The major hurdle the authorities face in reversing their earlier decision is how, at this late stage, they can get this abrupt turnaround past the regulators who have everything in hand. There is also the possible fall-out too they may face from their first choice suitor.
Why the change of heart?
Cou Cou was told it comes down to Government’s desperate need for cash. And given the prospect of a long, legal battle from the persistent entity which has deep pockets, it decided it would be better to split up the jewel than fight.
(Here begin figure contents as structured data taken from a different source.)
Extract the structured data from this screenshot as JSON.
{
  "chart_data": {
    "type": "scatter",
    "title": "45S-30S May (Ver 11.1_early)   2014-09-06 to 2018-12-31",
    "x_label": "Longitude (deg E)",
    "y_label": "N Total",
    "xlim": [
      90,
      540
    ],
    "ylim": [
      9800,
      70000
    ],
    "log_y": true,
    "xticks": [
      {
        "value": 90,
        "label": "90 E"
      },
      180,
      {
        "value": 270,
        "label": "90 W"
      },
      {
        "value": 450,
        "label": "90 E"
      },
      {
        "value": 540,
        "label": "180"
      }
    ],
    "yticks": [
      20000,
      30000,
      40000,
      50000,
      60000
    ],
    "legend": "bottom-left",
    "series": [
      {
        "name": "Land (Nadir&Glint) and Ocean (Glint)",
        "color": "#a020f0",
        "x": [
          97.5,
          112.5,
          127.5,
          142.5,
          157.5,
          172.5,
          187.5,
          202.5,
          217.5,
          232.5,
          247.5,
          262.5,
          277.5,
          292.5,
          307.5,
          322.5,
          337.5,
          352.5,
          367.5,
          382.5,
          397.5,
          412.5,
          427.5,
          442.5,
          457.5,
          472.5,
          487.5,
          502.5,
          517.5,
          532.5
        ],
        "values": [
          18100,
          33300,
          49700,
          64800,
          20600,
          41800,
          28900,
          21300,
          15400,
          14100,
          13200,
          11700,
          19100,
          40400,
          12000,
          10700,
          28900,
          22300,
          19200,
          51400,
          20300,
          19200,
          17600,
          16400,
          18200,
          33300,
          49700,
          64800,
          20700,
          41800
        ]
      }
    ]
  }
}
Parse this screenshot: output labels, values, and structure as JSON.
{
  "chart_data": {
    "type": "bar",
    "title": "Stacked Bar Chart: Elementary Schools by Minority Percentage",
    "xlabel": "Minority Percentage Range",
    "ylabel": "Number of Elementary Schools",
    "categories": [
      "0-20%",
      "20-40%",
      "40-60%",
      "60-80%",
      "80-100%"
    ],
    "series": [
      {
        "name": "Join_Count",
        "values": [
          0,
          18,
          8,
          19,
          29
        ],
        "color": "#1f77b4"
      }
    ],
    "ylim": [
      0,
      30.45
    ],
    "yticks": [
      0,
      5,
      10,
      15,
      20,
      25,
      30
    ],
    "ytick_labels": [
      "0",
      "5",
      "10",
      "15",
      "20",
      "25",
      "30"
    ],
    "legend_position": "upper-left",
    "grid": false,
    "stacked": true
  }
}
If Government has indeed thrown in the proverbial towel to secure the cash it needs, the next question is how are they going to explain to the public their sudden compulsion to ensure that both businesses get a piece of the precious jewel and not just one, as they were adamant about doing?
Once bitten, twice shy
IF OUR Democratic Labour Party-led Government goes to the International Monetary Fund for a bail-out from the fiscal grave they have dug for Barbados, it will have a historical problem to overcome.
The Washington-based body may find it difficult to trust the Government’s words because they were reportedly burnt by a DLP administration in 1991.
An aspect of that story was recently related on Facebook by the man who prepared the documentation for Barbados to go to the IMF back then.
Retired permanent secretary and economist Charlie Skeete, in response to a post recently, wrote: “Some of the comments made here makes it sound as though we chose to go to the IMF in 1990-91. The plain truth is we had no choice. Other comments seem to suggest that the 1990-91 programme was our last IMF Programme. It wasn’t. Still other comments seem to suggest it was our finest hour. It wasn’t.
“Among other things about which we should not be proud, and which ultimately cost us dearly, is that we took advantage of the IMF belief that we could be trusted to keep our word and that we were an ideal candidate for a less doctrinaire IMF approach.
“Much to the embarrassment of the IMF, we broke the agreement before the loan was fully disbursed and the team leader was denied her promotion.
“As a result, other IFIs (international financial institutions) withheld financing until there was a change of government and this prevented the programme from achieving a number of its goals.
The incoming government promptly amended the Constitution to make a cut in wages and salaries unconstitutional.”
If Skeete’s recollections are accurate, and if the IMF has a long institutional memory, Barbados may be faced with an inflexible, iron-clad agreement that allows no wiggle room.